Le invasioni del Libano
In questi giorni ad attacchi e bombardamenti in Libano da parte dell’esercito israeliano (Idf) contro i miliziani di Hezbollah, le Forze armate libanesi hanno voluto precisare – a riprova che il Libano non coincide con il Partito di Dio – che non sono vere le voci diffuse da alcuni media «secondo cui l’esercito si sarebbe ritirato di diversi chilometri dalle sue posizioni al confine meridionale. Il comando dell’esercito ha anche sottolineato la continua cooperazione e il coordinamento con la Forza d’interposizione delle Nazioni Unite in Libano (Unifil) in risposta all’evoluzione della situazione della sicurezza» (Agenzia Nova, 1 ottobre 2024).
Per forza, numeri e armamenti l’esercito dello Stato libanese non sono equiparabili alla milizia sciita paramilitare di Hezbollah, ma nel conflitto in corso l’esercito libanese non si oppone agli israeliani (che in fin dei conti stanno attaccando il territorio della repubblica libanese), invece sceglie di stare con la legalità internazionale rappresentata dalla forza di peacekeeping dell’Onu, i caschi blu, di cui fanno parte 10.500 militari di 46 Paesi. Il contingente nazionale più numeroso è quello indonesiano (circa 4 mila soldati), seguito dai circa 1.200 militari italiani. Ci sono anche indiani, ghanesi, nepalesi, malesi e 40 piccoli contingenti di altre nazioni.
Secondo il mandato del 2006, i caschi blu avevano il compito principale di stabilire una zona cuscinetto smilitarizzata di 60 km a nord della blue line. Compito che non è stato possibile attuare. E intanto le Idf bombardano il Libano, perché finora non si tratta di una vera e propria invasione, ma di bombe, missili e droni (che non sono ovviamente troppo selettivi sui bersagli) al ritmo di mille bombardamenti quotidiani su un territorio più piccolo dell’Abruzzo. Mentre Hezbollah non si è finora fatto troppo intimidire e risponde per le rime lanciando razzi e missili verso Israele.
Non è la prima volta che l’Idf invade il Libano, anzi è la quarta. Le precedenti sono avvenute nel 1978, 1982 e 2006. Su questo accanimento, c’è un arguto commento del caporedattore di l’Orient-Le Jour (quotidiano francofono di Beirut) il libanese doc Anthony Samrani, riportato integralmente su oasiscenter.eu (2 ottobre 2024).

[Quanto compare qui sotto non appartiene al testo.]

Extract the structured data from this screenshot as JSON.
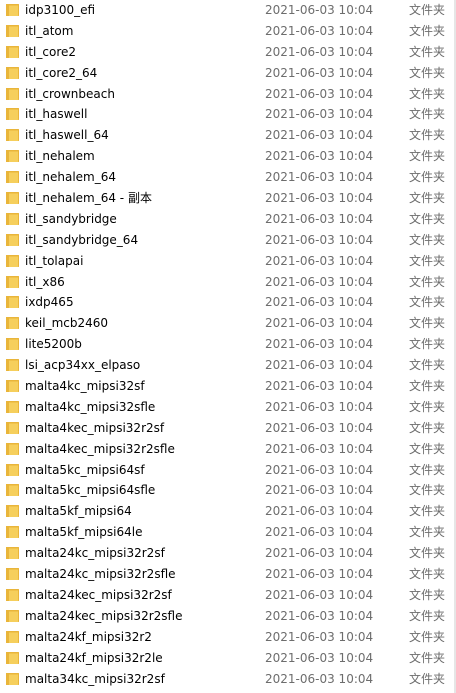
{
  "colors": {
    "folder_fill": "#f6cf5c",
    "folder_back": "#e9b53a",
    "secondary_text": "#6d6d6d"
  },
  "rows": [
    {
      "name": "idp3100_efi",
      "date": "2021-06-03 10:04",
      "type": "文件夹"
    },
    {
      "name": "itl_atom",
      "date": "2021-06-03 10:04",
      "type": "文件夹"
    },
    {
      "name": "itl_core2",
      "date": "2021-06-03 10:04",
      "type": "文件夹"
    },
    {
      "name": "itl_core2_64",
      "date": "2021-06-03 10:04",
      "type": "文件夹"
    },
    {
      "name": "itl_crownbeach",
      "date": "2021-06-03 10:04",
      "type": "文件夹"
    },
    {
      "name": "itl_haswell",
      "date": "2021-06-03 10:04",
      "type": "文件夹"
    },
    {
      "name": "itl_haswell_64",
      "date": "2021-06-03 10:04",
      "type": "文件夹"
    },
    {
      "name": "itl_nehalem",
      "date": "2021-06-03 10:04",
      "type": "文件夹"
    },
    {
      "name": "itl_nehalem_64",
      "date": "2021-06-03 10:04",
      "type": "文件夹"
    },
    {
      "name": "itl_nehalem_64 - 副本",
      "date": "2021-06-03 10:04",
      "type": "文件夹"
    },
    {
      "name": "itl_sandybridge",
      "date": "2021-06-03 10:04",
      "type": "文件夹"
    },
    {
      "name": "itl_sandybridge_64",
      "date": "2021-06-03 10:04",
      "type": "文件夹"
    },
    {
      "name": "itl_tolapai",
      "date": "2021-06-03 10:04",
      "type": "文件夹"
    },
    {
      "name": "itl_x86",
      "date": "2021-06-03 10:04",
      "type": "文件夹"
    },
    {
      "name": "ixdp465",
      "date": "2021-06-03 10:04",
      "type": "文件夹"
    },
    {
      "name": "keil_mcb2460",
      "date": "2021-06-03 10:04",
      "type": "文件夹"
    },
    {
      "name": "lite5200b",
      "date": "2021-06-03 10:04",
      "type": "文件夹"
    },
    {
      "name": "lsi_acp34xx_elpaso",
      "date": "2021-06-03 10:04",
      "type": "文件夹"
    },
    {
      "name": "malta4kc_mipsi32sf",
      "date": "2021-06-03 10:04",
      "type": "文件夹"
    },
    {
      "name": "malta4kc_mipsi32sfle",
      "date": "2021-06-03 10:04",
      "type": "文件夹"
    },
    {
      "name": "malta4kec_mipsi32r2sf",
      "date": "2021-06-03 10:04",
      "type": "文件夹"
    },
    {
      "name": "malta4kec_mipsi32r2sfle",
      "date": "2021-06-03 10:04",
      "type": "文件夹"
    },
    {
      "name": "malta5kc_mipsi64sf",
      "date": "2021-06-03 10:04",
      "type": "文件夹"
    },
    {
      "name": "malta5kc_mipsi64sfle",
      "date": "2021-06-03 10:04",
      "type": "文件夹"
    },
    {
      "name": "malta5kf_mipsi64",
      "date": "2021-06-03 10:04",
      "type": "文件夹"
    },
    {
      "name": "malta5kf_mipsi64le",
      "date": "2021-06-03 10:04",
      "type": "文件夹"
    },
    {
      "name": "malta24kc_mipsi32r2sf",
      "date": "2021-06-03 10:04",
      "type": "文件夹"
    },
    {
      "name": "malta24kc_mipsi32r2sfle",
      "date": "2021-06-03 10:04",
      "type": "文件夹"
    },
    {
      "name": "malta24kec_mipsi32r2sf",
      "date": "2021-06-03 10:04",
      "type": "文件夹"
    },
    {
      "name": "malta24kec_mipsi32r2sfle",
      "date": "2021-06-03 10:04",
      "type": "文件夹"
    },
    {
      "name": "malta24kf_mipsi32r2",
      "date": "2021-06-03 10:04",
      "type": "文件夹"
    },
    {
      "name": "malta24kf_mipsi32r2le",
      "date": "2021-06-03 10:04",
      "type": "文件夹"
    },
    {
      "name": "malta34kc_mipsi32r2sf",
      "date": "2021-06-03 10:04",
      "type": "文件夹"
    }
  ]
}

Nella traduzione di Oasis, Samrani scrive fra il resto con pungente ironia: Nessuno «sembra aver appreso la minima lezione dalla storia. Hezbollah rischia di farsi cancellare e di far cancellare una parte del Libano in un conflitto in cui il Paese dei Cedri ha tutto da perdere e assolutamente nulla da guadagnare. Israele per parte sua sembrerebbe in grado di riportare una vittoria militare, senza però riuscire a dare il colpo di grazia all’avversario. Più cercherà d’ottenere una vittoria totale, più correrà il rischio di perdere questa guerra sul piano politico. Come sempre in Medio Oriente, la logica del più forte prevarrà senza risolvere alcunché».
Il Libano, poi, di invasioni (tragiche e dolorose) ne ha conosciute altre, anche solo considerando il ’900. Penso alla caduta dell’Impero ottomano (che dominava dal XVI secolo) dopo la Prima Guerra Mondiale. A seguire il protettorato francese dal 1920 al 1943 e, dopo la guerra civile (ben poco civile), il di fatto protettorato siriano dal 1990 al 2005. Eccetera.
E prima? Mi viene in mente un sito archeologico fantastico. È uno spazio a cielo aperto poco a nord di Beirut, e non lontano da Byblos (Jbeil, in arabo), l’antichissima città fondata dai Fenici. Si chiama Nahr el Kalb, fiume del cane. Sulle rocce che fiancheggiano il fiume si conservano testimonianze epigrafiche e iconografiche incise sulla pietra: si tratta di 22 stele con rilievi e iscrizioni datate dal XIII secolo a.C. fino al XX secolo d.C. che l’Unesco ha definito “Memoria del mondo”.
Sono le lapidi lasciate da un buon numero di invasori e potenti passati di là o rimasti più o meno a lungo, negli ultimi 33 secoli. Le iscrizioni più antiche sono egiziane dell’epoca faraonica. Seguono le altre: ce n’è una assira, poi quella babilonese, ittita, greca, romana, araba, francese, britannica. C’è perfino la stele dell’imperatore Caracalla (inizi del III secolo d.C.) che concede la cittadinanza romana a tutti gli abitanti dell’Impero. La più recente è libanese, del 2005, e inneggia al ritiro degli israeliani dal Libano meridionale.